Souvenir d'un brame
Écrit par Renaud Tiquet   
Lundi, 22 Février 2010 22:14

Le jour se lève. Il fait assez doux et une légère brise me force toutefois à porter une épaisseur.Les couleurs commencent à se prononcer à l'horizon. Nous sommes le 13 Octobre 2009. Il est 9h00 du matin.


Je parcours un sentier de graviers et, n’ayant pas la moindre idée où je vais, je sais juste que les lieux sont propices au brame.

L'oreille attentive, j'emprunte un coupe feu dans une zone pourvue de miradors. Je scrute le sol et j'aperçois des traces de gibier : du cervidé plus précisément.

 

Toujours l'oreille tendue, je continue sur ces traces. A ma droite, une jolie panoplie d'amanites ;  j'en profite pour prendre quelques clichés. Le gel n'ayant pas encore montré le bout de son nez, les champignons continuent leur prolifération. Je poursuis en montée - l'accès est pentu – et bottes embouées, je me bats pour en sortir.

J'arrive à une clairière. J'y perçois un son en la traversant, qui ressemble à un brame, mais je reste perplexe à l'idée que cela pourrait être un beugle au loin (un cri de la vache qui y ressemble fortement). Je reste sur mes gardes et j'avance au travers de la tourbe et des hautes herbes brunes claires. Entre bosses et fosses, je me fraie un chemin truffé de pièges. Je parviens à me poser sur un vieux tronc sec et défraichi. Une élévation judicieuse. Un point de vue imprenable.

En face de moi, une paire de bois de cerf se démarque du décor. Je pointe mon appareil photo dans sa direction. La bête est un peu loin mais l'opportunité de faire une belle image dans son élément me fait déclencher.

 

 

Un brame retentit qui ne provient pas du cerf que je fige ; il vient de droite ; les buissons s'affolent. Un combat a lieu!

Je ne les vois pas mais reste tout de même posté sur mon tronc. En cette période de frénésie sexuelle, les cervidés peuvent montrer une certaine agressivité dans leur comportement vis-à-vis de l'homme.

L'un d'eux sort des buissons au galop ; j'attends la pose pour photographier. C'est un magnifique 18 cors, assez rare dans la région. Je jubile.

Il est là, pas loin. Il est énorme. Je savoure la rencontre. Je sais que je fais face à une bête exceptionnelle. Quelques minutes plus tard, il continuera son chemin pour disparaître dans les épicéas en face.

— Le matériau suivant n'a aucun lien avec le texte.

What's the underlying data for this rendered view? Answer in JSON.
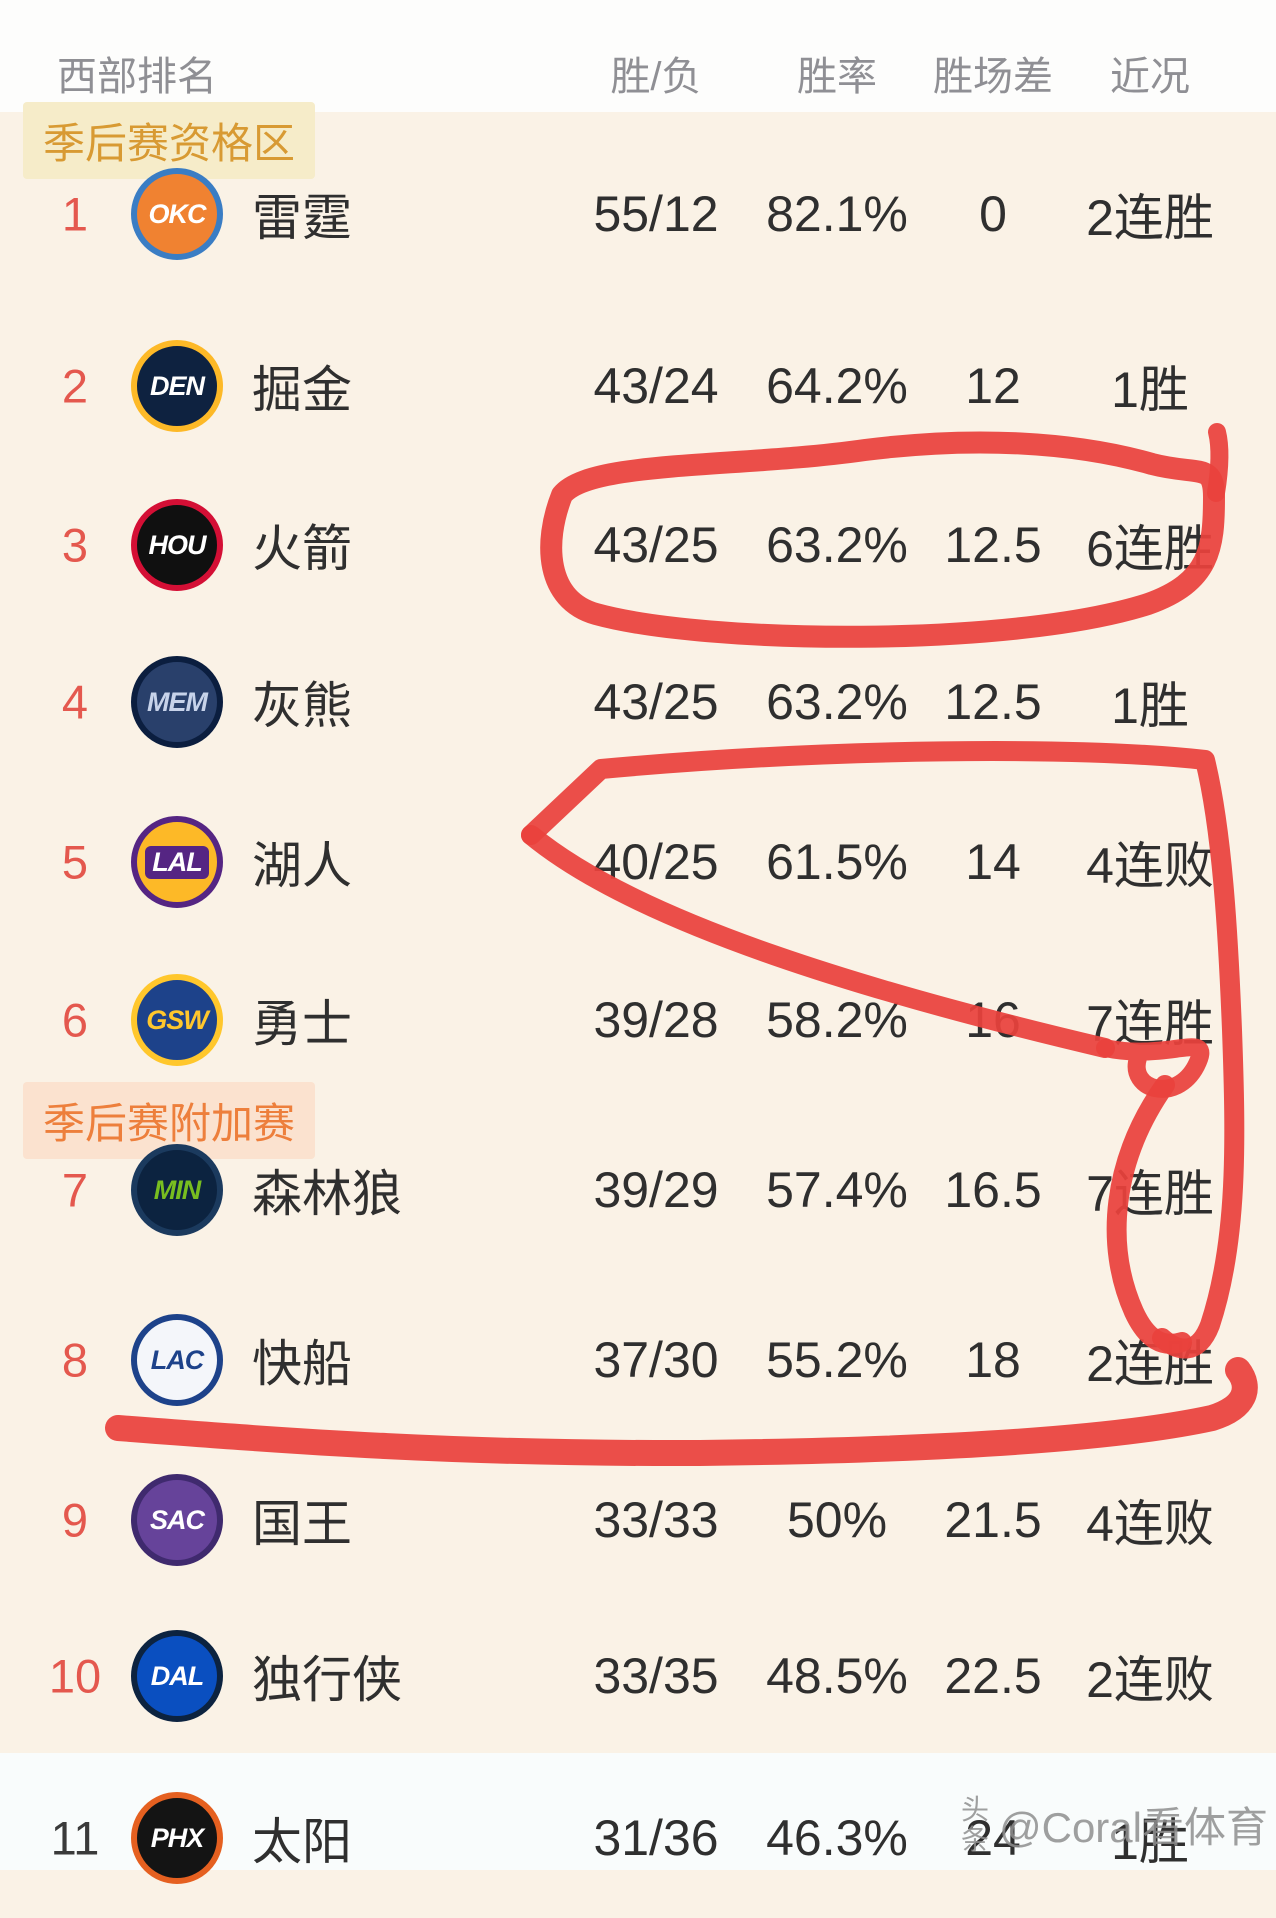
{
  "theme": {
    "page_bg": "#faf2e6",
    "top_band_bg": "#fdfdfc",
    "bottom_band_bg": "#f9fcfc",
    "header_text": "#8f8f94",
    "rank_red": "#e4584e",
    "rank_dark": "#3a3a3a",
    "value_text": "#2f2f2f"
  },
  "header": {
    "rank_col": "西部排名",
    "wl": "胜/负",
    "pct": "胜率",
    "gb": "胜场差",
    "recent": "近况"
  },
  "sections": [
    {
      "label": "季后赛资格区",
      "text_color": "#d89a33",
      "bg_color": "#f6ecc9"
    },
    {
      "label": "季后赛附加赛",
      "text_color": "#ed7f3c",
      "bg_color": "#fbe2cf"
    }
  ],
  "rows": [
    {
      "rank": "1",
      "abbr": "OKC",
      "name": "雷霆",
      "wl": "55/12",
      "pct": "82.1%",
      "gb": "0",
      "recent": "2连胜",
      "rank_dark": false,
      "logo": {
        "bg": "#f08231",
        "border": "#3a7dc4",
        "fg": "#ffffff",
        "pill": ""
      }
    },
    {
      "rank": "2",
      "abbr": "DEN",
      "name": "掘金",
      "wl": "43/24",
      "pct": "64.2%",
      "gb": "12",
      "recent": "1胜",
      "rank_dark": false,
      "logo": {
        "bg": "#0e2240",
        "border": "#fdb927",
        "fg": "#ffffff",
        "pill": ""
      }
    },
    {
      "rank": "3",
      "abbr": "HOU",
      "name": "火箭",
      "wl": "43/25",
      "pct": "63.2%",
      "gb": "12.5",
      "recent": "6连胜",
      "rank_dark": false,
      "logo": {
        "bg": "#101010",
        "border": "#d40f35",
        "fg": "#ffffff",
        "pill": ""
      }
    },
    {
      "rank": "4",
      "abbr": "MEM",
      "name": "灰熊",
      "wl": "43/25",
      "pct": "63.2%",
      "gb": "12.5",
      "recent": "1胜",
      "rank_dark": false,
      "logo": {
        "bg": "#29406b",
        "border": "#0b1e3f",
        "fg": "#c7d3ea",
        "pill": ""
      }
    },
    {
      "rank": "5",
      "abbr": "LAL",
      "name": "湖人",
      "wl": "40/25",
      "pct": "61.5%",
      "gb": "14",
      "recent": "4连败",
      "rank_dark": false,
      "logo": {
        "bg": "#fdb927",
        "border": "#552583",
        "fg": "#ffffff",
        "pill": "#552583"
      }
    },
    {
      "rank": "6",
      "abbr": "GSW",
      "name": "勇士",
      "wl": "39/28",
      "pct": "58.2%",
      "gb": "16",
      "recent": "7连胜",
      "rank_dark": false,
      "logo": {
        "bg": "#1d428a",
        "border": "#ffc72c",
        "fg": "#ffc72c",
        "pill": ""
      }
    },
    {
      "rank": "7",
      "abbr": "MIN",
      "name": "森林狼",
      "wl": "39/29",
      "pct": "57.4%",
      "gb": "16.5",
      "recent": "7连胜",
      "rank_dark": false,
      "logo": {
        "bg": "#0c2340",
        "border": "#1b3a5e",
        "fg": "#78be20",
        "pill": ""
      }
    },
    {
      "rank": "8",
      "abbr": "LAC",
      "name": "快船",
      "wl": "37/30",
      "pct": "55.2%",
      "gb": "18",
      "recent": "2连胜",
      "rank_dark": false,
      "logo": {
        "bg": "#f4f6fa",
        "border": "#1d428a",
        "fg": "#1d428a",
        "pill": ""
      }
    },
    {
      "rank": "9",
      "abbr": "SAC",
      "name": "国王",
      "wl": "33/33",
      "pct": "50%",
      "gb": "21.5",
      "recent": "4连败",
      "rank_dark": false,
      "logo": {
        "bg": "#66439a",
        "border": "#3f2a6e",
        "fg": "#ffffff",
        "pill": ""
      }
    },
    {
      "rank": "10",
      "abbr": "DAL",
      "name": "独行侠",
      "wl": "33/35",
      "pct": "48.5%",
      "gb": "22.5",
      "recent": "2连败",
      "rank_dark": false,
      "logo": {
        "bg": "#0a4fc0",
        "border": "#0c2340",
        "fg": "#ffffff",
        "pill": ""
      }
    },
    {
      "rank": "11",
      "abbr": "PHX",
      "name": "太阳",
      "wl": "31/36",
      "pct": "46.3%",
      "gb": "24",
      "recent": "1胜",
      "rank_dark": true,
      "logo": {
        "bg": "#141414",
        "border": "#e56020",
        "fg": "#ffffff",
        "pill": ""
      }
    }
  ],
  "annotations": {
    "color": "#e9423c",
    "shapes": [
      "hand-drawn-circle-row3-stats",
      "hand-drawn-arrow-row5",
      "hand-drawn-loop-streak-column",
      "hand-drawn-underline-row8"
    ]
  },
  "watermark": {
    "platform": "头条",
    "handle": "@Coral看体育"
  }
}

Je reste encore quelques instants pour me remettre de ce tête à tête et prends tout doucement le chemin du retour, l'esprit et l'appareil comblés.

Deux jours plus tard, je montre les photos de ce 18 cors à Franck Renard, qui est garde forestier de la région de Spa et photographe naturaliste renommé (http://www.franckrenard.com).

Son œil expert m'apprend qu'il s’agit de Robert, un cerf classé rouge et protégé par la ligue de la chasse de Belgique. Il m'annonce qu'il a été tiré le lendemain de mes photos, certainement un chasseur qui n'a pas pris assez de temps pour observer sa cible avant le tir. Je n'ai rien contre les chasseurs, mais je n'ai rien pour.

 

 

Sur ces derniers clichés de Robert, - "en sa mémoire" - je vous souhaite de bonnes balades et de jolies rencontres.